Av. Prof. Orlando Marques de Paiva, 87

05508-900 - São Paulo, SP

2Centro de Ciências Agrárias da Universidade Estadual de Londrina

Recebido para publicação em 5 de setembro de 2000

Recebido para publicação, após modificações, em 8 de junho de 2001

E-mail: labruna@usp.br

Financiado pela Fapesp (Processo 99/01208-5)

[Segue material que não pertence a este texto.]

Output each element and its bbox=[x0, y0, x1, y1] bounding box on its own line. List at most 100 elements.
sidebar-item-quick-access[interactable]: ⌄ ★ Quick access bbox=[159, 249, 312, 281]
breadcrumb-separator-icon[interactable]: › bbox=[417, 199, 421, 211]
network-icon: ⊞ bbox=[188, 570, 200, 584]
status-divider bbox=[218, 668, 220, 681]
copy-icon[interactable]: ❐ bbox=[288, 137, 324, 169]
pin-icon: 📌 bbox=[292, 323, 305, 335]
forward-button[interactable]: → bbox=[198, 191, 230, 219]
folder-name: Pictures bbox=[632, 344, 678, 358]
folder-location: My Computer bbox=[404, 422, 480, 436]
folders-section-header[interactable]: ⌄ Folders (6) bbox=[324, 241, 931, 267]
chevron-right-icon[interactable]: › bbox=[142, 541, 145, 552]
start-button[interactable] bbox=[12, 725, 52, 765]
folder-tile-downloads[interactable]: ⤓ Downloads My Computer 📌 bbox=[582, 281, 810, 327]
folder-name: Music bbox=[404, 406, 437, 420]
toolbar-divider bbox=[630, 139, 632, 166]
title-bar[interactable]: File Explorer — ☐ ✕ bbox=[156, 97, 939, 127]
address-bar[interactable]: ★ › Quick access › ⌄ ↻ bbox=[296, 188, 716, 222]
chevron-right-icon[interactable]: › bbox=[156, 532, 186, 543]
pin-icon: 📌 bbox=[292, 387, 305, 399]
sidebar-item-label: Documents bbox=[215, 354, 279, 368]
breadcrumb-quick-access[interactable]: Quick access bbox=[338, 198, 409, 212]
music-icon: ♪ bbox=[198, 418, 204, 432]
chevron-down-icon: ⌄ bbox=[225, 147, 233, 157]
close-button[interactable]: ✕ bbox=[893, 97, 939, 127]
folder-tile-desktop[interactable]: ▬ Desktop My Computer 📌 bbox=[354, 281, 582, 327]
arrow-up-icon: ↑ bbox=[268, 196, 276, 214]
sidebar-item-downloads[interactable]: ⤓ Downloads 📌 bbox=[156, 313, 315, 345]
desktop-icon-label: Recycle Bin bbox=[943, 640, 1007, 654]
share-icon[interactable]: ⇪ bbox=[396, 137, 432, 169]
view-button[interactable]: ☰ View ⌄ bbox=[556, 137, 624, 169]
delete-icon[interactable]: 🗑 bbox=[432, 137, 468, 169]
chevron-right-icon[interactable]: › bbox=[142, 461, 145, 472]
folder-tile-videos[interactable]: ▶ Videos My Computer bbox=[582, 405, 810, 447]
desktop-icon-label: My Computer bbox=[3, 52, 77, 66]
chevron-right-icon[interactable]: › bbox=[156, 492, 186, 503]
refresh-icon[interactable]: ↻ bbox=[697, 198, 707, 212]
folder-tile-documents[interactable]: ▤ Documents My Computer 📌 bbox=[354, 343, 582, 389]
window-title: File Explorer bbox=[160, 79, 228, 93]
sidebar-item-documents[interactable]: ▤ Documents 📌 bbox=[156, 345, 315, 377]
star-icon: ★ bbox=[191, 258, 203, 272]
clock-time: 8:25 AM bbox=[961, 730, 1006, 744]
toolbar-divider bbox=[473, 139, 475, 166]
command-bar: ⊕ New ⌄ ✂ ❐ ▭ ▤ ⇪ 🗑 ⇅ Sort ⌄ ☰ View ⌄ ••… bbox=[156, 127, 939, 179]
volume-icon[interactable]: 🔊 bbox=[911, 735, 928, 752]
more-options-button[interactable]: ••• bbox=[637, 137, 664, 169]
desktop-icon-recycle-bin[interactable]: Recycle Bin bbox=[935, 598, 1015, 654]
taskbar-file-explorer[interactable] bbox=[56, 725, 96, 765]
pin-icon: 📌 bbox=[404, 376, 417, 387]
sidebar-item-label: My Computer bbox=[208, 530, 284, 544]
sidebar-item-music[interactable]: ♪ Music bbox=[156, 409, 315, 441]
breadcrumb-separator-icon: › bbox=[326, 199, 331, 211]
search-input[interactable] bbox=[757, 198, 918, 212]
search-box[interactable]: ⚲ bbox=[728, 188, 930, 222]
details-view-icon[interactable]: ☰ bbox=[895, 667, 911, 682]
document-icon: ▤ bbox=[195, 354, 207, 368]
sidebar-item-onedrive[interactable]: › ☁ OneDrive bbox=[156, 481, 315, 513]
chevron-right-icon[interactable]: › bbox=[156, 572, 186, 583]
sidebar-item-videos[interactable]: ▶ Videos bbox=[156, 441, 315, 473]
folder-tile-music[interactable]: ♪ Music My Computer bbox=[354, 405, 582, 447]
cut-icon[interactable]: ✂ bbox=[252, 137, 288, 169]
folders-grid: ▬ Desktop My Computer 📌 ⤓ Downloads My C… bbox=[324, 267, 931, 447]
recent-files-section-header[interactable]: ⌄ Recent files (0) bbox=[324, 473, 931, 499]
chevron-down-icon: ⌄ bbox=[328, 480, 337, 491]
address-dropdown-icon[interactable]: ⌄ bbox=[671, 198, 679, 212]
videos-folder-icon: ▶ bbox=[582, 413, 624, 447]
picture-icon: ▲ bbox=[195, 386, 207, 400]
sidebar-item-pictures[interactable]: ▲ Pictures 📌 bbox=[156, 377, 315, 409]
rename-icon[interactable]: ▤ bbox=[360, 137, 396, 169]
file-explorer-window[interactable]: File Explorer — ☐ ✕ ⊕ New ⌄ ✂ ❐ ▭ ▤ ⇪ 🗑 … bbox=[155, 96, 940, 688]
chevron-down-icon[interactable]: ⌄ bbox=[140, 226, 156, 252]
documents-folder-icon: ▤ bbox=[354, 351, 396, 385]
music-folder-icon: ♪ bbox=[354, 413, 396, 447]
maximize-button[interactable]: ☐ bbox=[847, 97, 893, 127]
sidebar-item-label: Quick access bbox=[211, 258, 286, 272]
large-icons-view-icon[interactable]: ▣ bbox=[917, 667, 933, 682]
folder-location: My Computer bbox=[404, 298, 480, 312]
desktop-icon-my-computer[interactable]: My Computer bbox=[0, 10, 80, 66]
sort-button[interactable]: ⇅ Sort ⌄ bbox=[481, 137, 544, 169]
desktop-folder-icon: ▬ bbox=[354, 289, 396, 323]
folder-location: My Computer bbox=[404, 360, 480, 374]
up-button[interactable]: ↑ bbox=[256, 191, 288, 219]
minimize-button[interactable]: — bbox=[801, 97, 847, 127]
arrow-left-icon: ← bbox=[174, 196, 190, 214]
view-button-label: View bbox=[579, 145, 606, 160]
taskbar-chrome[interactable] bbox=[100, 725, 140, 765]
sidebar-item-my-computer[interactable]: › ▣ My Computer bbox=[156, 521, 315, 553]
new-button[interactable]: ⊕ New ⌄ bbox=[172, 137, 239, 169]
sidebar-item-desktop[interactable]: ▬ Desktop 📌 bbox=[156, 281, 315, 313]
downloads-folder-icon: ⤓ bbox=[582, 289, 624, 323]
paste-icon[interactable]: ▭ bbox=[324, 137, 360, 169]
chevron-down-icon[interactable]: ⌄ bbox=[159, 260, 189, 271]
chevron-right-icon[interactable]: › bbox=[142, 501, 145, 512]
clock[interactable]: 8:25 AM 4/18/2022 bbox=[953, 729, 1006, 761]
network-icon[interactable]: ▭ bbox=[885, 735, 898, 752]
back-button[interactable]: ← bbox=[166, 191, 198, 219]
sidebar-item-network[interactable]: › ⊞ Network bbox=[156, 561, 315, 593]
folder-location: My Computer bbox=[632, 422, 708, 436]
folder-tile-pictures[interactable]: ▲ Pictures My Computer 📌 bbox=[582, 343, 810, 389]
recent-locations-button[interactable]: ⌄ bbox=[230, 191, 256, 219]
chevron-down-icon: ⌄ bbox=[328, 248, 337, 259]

No Brasil, há relatos de várias espécies de carrapatos parasitando os cães. No entanto, a ocorrência de diferentes espécies em diversas localidades é resultante das características epidemiológicas particulares de cada situação. Em áreas urbanas a espécie mais encontrada em cães é a Rhipicephalus sanguineus (Linardi & Nagem, 1973; Massard et al., 1981; Ribeiro et al., 1997). Esse carrapato, originário de Velho Mundo e introduzido no Brasil durante a colonização, já se encontrava distribuído em todas as regiões geográficas do Brasil na década de 30 (Aragão, 1936). Em áreas rurais, diferentes espécies do gênero Amblyomma infestam cães que têm acesso a áreas de matas e florestas (Massard et al., 1981; Labruna et al., 2000). Na região Sudeste, as espécies de Amblyomma mais freqüentemente encontradas em cães de áreas rurais são A. aureolatum, A. ovale e A. cajennense (Aragão, 1936; Massard et al., 1981). Na região Sul destacam-se as espécies A. tigrinum e A. aureolatum, embora pelo menos outras quatro espécies de Amblyomma já tenham sido relatadas em cães (Freire, 1972). Na região Norte, a espécie A. oblongoguttatum foi relatada como a de maior ocorrência, seguida por A. ovale e A. cajennense (Labruna et al., 2000).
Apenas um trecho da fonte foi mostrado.